I spent the weekend hunting for locally grown vegetables and grass-fed/pasture-raised beef and chicken, which I found at the Dupont Circle Farmers' Market in DC on Sunday. This is my new favorite market. Dupont Circle only allows producer-only farmers and most of them are from VA and MD. The market website lists all vendors, so I can research them to learn about how they grow their products. The market goes year-round, which will come in handy for the Dark Days Challenge. I stocked up on some vegetables for my meals this week, and bought a little extra to freeze for later this winter.
I learned something unfortunate too--the farmers' market near my house allows re-selling, which I find extremely disappointing.
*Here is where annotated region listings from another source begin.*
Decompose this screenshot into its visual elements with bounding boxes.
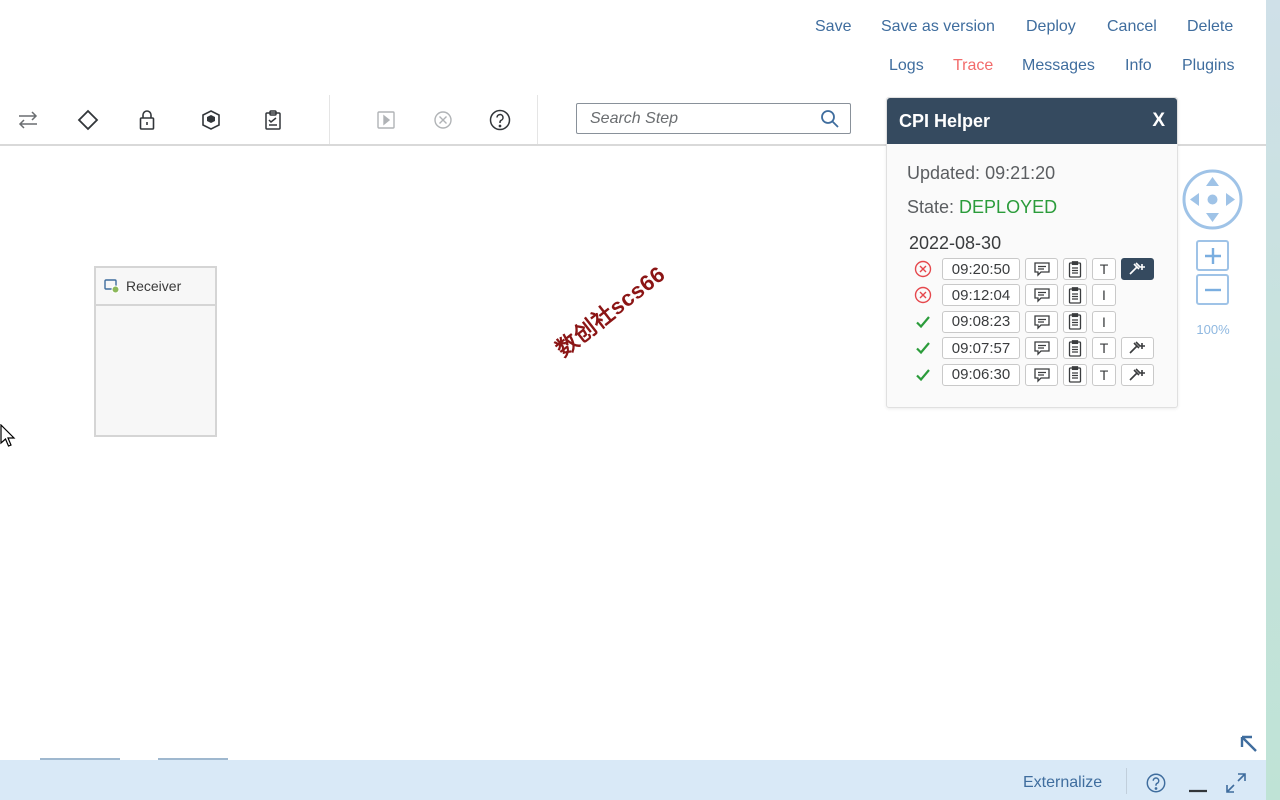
cpi-helper-header: CPI Helper X <box>887 98 1177 144</box>
failed-status-icon <box>913 285 933 305</box>
diamond-gateway-icon[interactable] <box>75 107 101 133</box>
receiver-system-icon <box>104 279 120 294</box>
message-icon[interactable] <box>1025 284 1058 307</box>
log-clipboard-icon[interactable] <box>1063 258 1087 280</box>
toolbar-divider <box>329 95 330 144</box>
updated-time: 09:21:20 <box>985 163 1056 183</box>
zoom-level: 100% <box>1196 322 1230 337</box>
mouse-cursor-icon <box>0 424 16 447</box>
package-icon[interactable] <box>198 107 224 133</box>
state-value: DEPLOYED <box>959 197 1058 217</box>
run-time-button[interactable]: 09:08:23 <box>942 310 1020 333</box>
success-check-icon <box>913 365 933 385</box>
pan-navigation-control[interactable] <box>1182 169 1243 230</box>
success-check-icon <box>913 312 933 332</box>
zoom-out-button[interactable] <box>1196 274 1229 305</box>
state-line: State: DEPLOYED <box>907 197 1057 218</box>
run-row: 09:12:04 I <box>913 284 1116 307</box>
log-clipboard-icon[interactable] <box>1063 310 1087 333</box>
run-time-button[interactable]: 09:06:30 <box>942 363 1020 386</box>
run-time-button[interactable]: 09:12:04 <box>942 284 1020 307</box>
save-as-version-button[interactable]: Save as version <box>881 18 995 36</box>
log-level-button[interactable]: T <box>1092 363 1116 386</box>
message-icon[interactable] <box>1025 337 1058 360</box>
plus-icon <box>1204 247 1221 264</box>
right-edge-strip <box>1266 0 1280 800</box>
run-row: 09:08:23 I <box>913 310 1116 333</box>
collapse-arrow-icon[interactable] <box>1238 733 1260 755</box>
header-actions: Save Save as version Deploy Cancel Delet… <box>0 0 1266 95</box>
updated-line: Updated: 09:21:20 <box>907 163 1055 184</box>
log-level-button[interactable]: T <box>1092 337 1116 360</box>
plugins-button[interactable]: Plugins <box>1182 57 1234 75</box>
run-date: 2022-08-30 <box>909 233 1002 253</box>
close-button[interactable]: X <box>1152 110 1165 132</box>
help-icon[interactable] <box>1145 772 1167 794</box>
receiver-header: Receiver <box>96 268 215 306</box>
messages-button[interactable]: Messages <box>1022 57 1095 75</box>
trace-plugin-icon[interactable] <box>1121 363 1154 386</box>
trace-plugin-icon[interactable] <box>1121 258 1154 280</box>
log-level-button[interactable]: T <box>1092 258 1116 280</box>
clipboard-icon[interactable] <box>260 107 286 133</box>
swap-arrows-icon[interactable] <box>15 107 41 133</box>
run-row: 09:06:30 T <box>913 363 1154 386</box>
cancel-step-icon[interactable] <box>430 107 456 133</box>
externalize-button[interactable]: Externalize <box>1023 774 1102 792</box>
logs-button[interactable]: Logs <box>889 57 924 75</box>
help-icon[interactable] <box>487 107 513 133</box>
cpi-helper-title: CPI Helper <box>899 110 991 131</box>
receiver-participant[interactable]: Receiver <box>94 266 217 437</box>
minimize-icon[interactable] <box>1187 772 1209 794</box>
trace-button[interactable]: Trace <box>953 57 993 75</box>
message-icon[interactable] <box>1025 258 1058 280</box>
log-clipboard-icon[interactable] <box>1063 363 1087 386</box>
updated-label: Updated: <box>907 163 981 183</box>
run-time-button[interactable]: 09:07:57 <box>942 337 1020 360</box>
success-check-icon <box>913 338 933 358</box>
cpi-helper-panel: CPI Helper X Updated: 09:21:20 State: DE… <box>886 97 1178 408</box>
search-step-field <box>576 103 851 134</box>
message-icon[interactable] <box>1025 363 1058 386</box>
lock-icon[interactable] <box>134 107 160 133</box>
search-icon[interactable] <box>820 109 840 129</box>
search-step-input[interactable] <box>577 104 817 133</box>
message-icon[interactable] <box>1025 310 1058 333</box>
save-button[interactable]: Save <box>815 18 851 36</box>
minus-icon <box>1204 288 1221 291</box>
deploy-button[interactable]: Deploy <box>1026 18 1076 36</box>
maximize-icon[interactable] <box>1225 772 1247 794</box>
cancel-button[interactable]: Cancel <box>1107 18 1157 36</box>
footer-divider <box>1126 768 1127 794</box>
log-clipboard-icon[interactable] <box>1063 284 1087 307</box>
log-clipboard-icon[interactable] <box>1063 337 1087 360</box>
run-row: 09:20:50 T <box>913 258 1154 280</box>
play-step-icon[interactable] <box>373 107 399 133</box>
property-sheet-bar: Externalize <box>0 760 1266 800</box>
log-level-button[interactable]: I <box>1092 310 1116 333</box>
run-row: 09:07:57 T <box>913 337 1154 360</box>
toolbar-divider <box>537 95 538 144</box>
info-button[interactable]: Info <box>1125 57 1152 75</box>
trace-plugin-icon[interactable] <box>1121 337 1154 360</box>
run-time-button[interactable]: 09:20:50 <box>942 258 1020 280</box>
state-label: State: <box>907 197 955 217</box>
failed-status-icon <box>913 259 933 279</box>
receiver-label: Receiver <box>126 278 182 294</box>
log-level-button[interactable]: I <box>1092 284 1116 307</box>
delete-button[interactable]: Delete <box>1187 18 1233 36</box>
zoom-in-button[interactable] <box>1196 240 1229 271</box>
And the site doesn't list vendors, so I'm unable to distinguish between those who are producer-only and those who are vendors. My grass-fed beef seller is the only vendor whose products I trust there now, and that's because I can find his farm on the internet and see how he raises and cares for his animals. So I won't be going there anymore, and even though Dupont Circle isn't as convenient, at least there's a wide selection and can rest assured that the products are locally grown and organically produced.
This weekend I bought onions, garlic, broccoli, spinach, carrots, celery, potatoes, bison, and some of the last few chicken breasts I'm likely to see this season. Best of all--I found cheese! I found locally-made cheese that I like. I spent the weekend planning menus for upcoming Dark Days local meals and freezing vegetables for the later winter months when the selection at the market won't be as varied.
I froze broccoli and spinach. Both have to be blanched before freezing. I steamed the broccoli for 5 minutes, then dumped it all into a bowl of ice water for a couple of minutes before separating it into containers for freezing.
I steamed the spinach for only one minute--any longer will cook it too much. I then placed the spinach into an ice bath right away, and put it in a salad spinner to drain the excess water out. (You can use paper towels to dry off the water if you don't have a spinner). I then separated the spinach into serving sizes for future use, and bagged the leaves before freezing.
I have some squash and peppers from my own garden that I can use, but not nearly enough to get me through the winter. I'm excited to do this Challenge and hope I can come up with creative meals, even in the "Dark Days" of winter.